You have a better design but I am subclassing from HTML::Tree.

Ah, that makes sense. (I wonder how things would have turned out if
you'd chosen to use a delegating wrapper instead of a subclass?)

Good question. I wish I had more experience with such technology.

Post by Matthew Simon Cavalletto
I guess it's still not clear to me why you're generating get_foo()
methods instead of calling a pre-written method with an argument, like
get('foo').

It _was_ a matter of efficiency. Initially, when creating a .pm for an
HTML template, I would store the serialized parse tree in the module
along with package-scoped scalars with pre-computed look-downs into
the tree. i.e.,

package html::hello_world;

my $tree = tree()
my $name = $tree->look_down(id => 'name');
my $date = $tree->look_down(id => 'date);

sub get_date { $name # no runtime lookup }
sub set_date { $name->replace_content(shift) }

sub tree {

bless {
# huge nest of HTML::TreeBuilder elements
# courtesy of Data::Dumper with Purity == 1
}, HTML::TreeBuilder

}

But then I realized that under mod_perl and destructive tree
operations, the serialized parse tree could only be used one
time.
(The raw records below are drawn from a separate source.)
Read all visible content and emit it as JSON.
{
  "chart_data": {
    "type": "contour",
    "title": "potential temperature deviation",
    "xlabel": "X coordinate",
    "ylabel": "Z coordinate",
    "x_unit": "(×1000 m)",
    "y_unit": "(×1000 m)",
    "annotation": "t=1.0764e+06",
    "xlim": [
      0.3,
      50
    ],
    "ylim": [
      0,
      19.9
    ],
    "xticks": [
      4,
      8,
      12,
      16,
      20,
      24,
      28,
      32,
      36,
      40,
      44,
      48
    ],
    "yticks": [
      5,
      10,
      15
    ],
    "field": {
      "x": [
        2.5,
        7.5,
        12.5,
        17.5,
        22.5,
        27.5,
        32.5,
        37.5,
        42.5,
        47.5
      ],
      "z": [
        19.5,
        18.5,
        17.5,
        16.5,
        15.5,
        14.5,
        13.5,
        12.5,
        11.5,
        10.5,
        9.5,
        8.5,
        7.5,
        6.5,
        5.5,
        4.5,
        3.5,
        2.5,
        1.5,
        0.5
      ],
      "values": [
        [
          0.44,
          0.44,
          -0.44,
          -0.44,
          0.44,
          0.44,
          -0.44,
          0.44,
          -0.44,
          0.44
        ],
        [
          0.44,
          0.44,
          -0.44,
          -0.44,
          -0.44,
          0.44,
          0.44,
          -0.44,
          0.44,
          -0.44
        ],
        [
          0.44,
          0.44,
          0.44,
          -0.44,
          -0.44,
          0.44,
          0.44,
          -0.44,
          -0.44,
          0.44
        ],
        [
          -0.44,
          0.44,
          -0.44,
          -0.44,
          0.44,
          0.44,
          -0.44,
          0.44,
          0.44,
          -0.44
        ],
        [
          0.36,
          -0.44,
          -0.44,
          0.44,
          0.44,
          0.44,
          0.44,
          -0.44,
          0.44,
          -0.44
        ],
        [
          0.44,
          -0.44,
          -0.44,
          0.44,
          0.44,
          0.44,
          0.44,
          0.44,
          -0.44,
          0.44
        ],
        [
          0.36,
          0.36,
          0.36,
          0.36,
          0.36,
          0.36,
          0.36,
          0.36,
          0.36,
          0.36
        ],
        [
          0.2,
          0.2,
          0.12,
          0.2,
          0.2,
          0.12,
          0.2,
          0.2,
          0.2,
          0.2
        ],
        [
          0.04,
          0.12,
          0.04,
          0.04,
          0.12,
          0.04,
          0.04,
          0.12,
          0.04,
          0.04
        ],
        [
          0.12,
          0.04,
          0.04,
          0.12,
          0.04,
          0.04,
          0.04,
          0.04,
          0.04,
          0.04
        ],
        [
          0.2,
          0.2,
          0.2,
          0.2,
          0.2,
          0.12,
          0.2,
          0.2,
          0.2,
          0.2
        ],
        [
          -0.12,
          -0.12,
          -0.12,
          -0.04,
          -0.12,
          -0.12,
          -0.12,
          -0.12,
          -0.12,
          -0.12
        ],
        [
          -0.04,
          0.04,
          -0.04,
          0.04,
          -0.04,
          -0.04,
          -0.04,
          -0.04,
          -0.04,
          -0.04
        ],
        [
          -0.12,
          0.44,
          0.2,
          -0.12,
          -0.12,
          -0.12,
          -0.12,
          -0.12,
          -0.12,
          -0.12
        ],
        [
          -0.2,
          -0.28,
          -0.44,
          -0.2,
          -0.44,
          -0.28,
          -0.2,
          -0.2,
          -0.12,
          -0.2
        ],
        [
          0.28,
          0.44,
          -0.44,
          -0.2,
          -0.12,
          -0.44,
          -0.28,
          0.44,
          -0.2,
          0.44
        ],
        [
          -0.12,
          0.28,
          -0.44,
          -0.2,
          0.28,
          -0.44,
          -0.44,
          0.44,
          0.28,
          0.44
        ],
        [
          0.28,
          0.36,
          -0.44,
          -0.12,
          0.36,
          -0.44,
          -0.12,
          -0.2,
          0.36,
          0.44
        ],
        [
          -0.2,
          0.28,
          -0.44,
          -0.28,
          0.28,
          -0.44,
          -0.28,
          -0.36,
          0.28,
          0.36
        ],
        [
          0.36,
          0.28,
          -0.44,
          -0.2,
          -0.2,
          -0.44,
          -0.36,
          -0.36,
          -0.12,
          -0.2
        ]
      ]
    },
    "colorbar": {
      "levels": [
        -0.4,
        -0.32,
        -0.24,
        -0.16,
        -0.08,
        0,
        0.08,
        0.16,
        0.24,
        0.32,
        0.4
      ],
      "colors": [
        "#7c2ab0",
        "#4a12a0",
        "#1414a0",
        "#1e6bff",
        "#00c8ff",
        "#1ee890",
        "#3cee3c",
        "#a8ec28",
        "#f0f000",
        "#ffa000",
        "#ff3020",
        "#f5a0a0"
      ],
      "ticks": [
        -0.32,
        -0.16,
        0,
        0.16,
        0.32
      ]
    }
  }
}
I.e,

# file xyz.pl
$object = hello_world->new;
$object->get_name->detach; # no more name subtree

# file abc.pl
$object2 = hello_world->new;
$object2->look_down(id => 'name'); # hey where'd it go?!

Two HTTP requests under CGI would be fine with the implementation
above. But under mod_perl, assuming you did a LoadModule hello_world at
server startup, abc.pl run after xyz.pl would fail.

So, each new use of a tree for templating has to reparse the HTML template so
that the tree can be manipulated destructively.

I had wanted to create a templating solution and not think about
CGI/mod_perl until later. In fact, it wasnt CGI/mod_perl that led to
the above realization. I wrote all the tests for the highlander idiom
in the same .t file. So, after the first test worked. I created
another object for the 2nd test. But, the first test had detached all
the subtrees other than the one that met the condition, so the 2nd
test failed because tree module was returning the same tree for the
new object.

All of the below is more succinct now, but just notice the detach
calls to see what I mean about needing a new tree for each test:



Hello, does your mother know you're
using her AOL account?


Sorry, you're not old enough to enter
(and too dumb to lie about your age)


Welcome



sub age_handler {
my ($tree, $age) = @_;
my $SPAN = $tree->look_down('id', 'age_handler');
if ($age < 10) {
$SPAN->look_down('id', $_)->detach for qw(under18 welcome);
} elsif ($age < 18) {
$SPAN->look_down('id', $_)->detach for qw(under10 welcome);
} else {
$SPAN->look_down('id', $_)->detach for qw(under10 under18);
}

}

my $o1 = tree_test->new;
$o1->age_handler(10);
# then test tree

my $o2 = tree_test->new;
$o2->age_handler(100000);
# then test tree... oh no!

--
Carter's Compass: I know I'm on the right track when,
by deleting something, I'm adding functionality.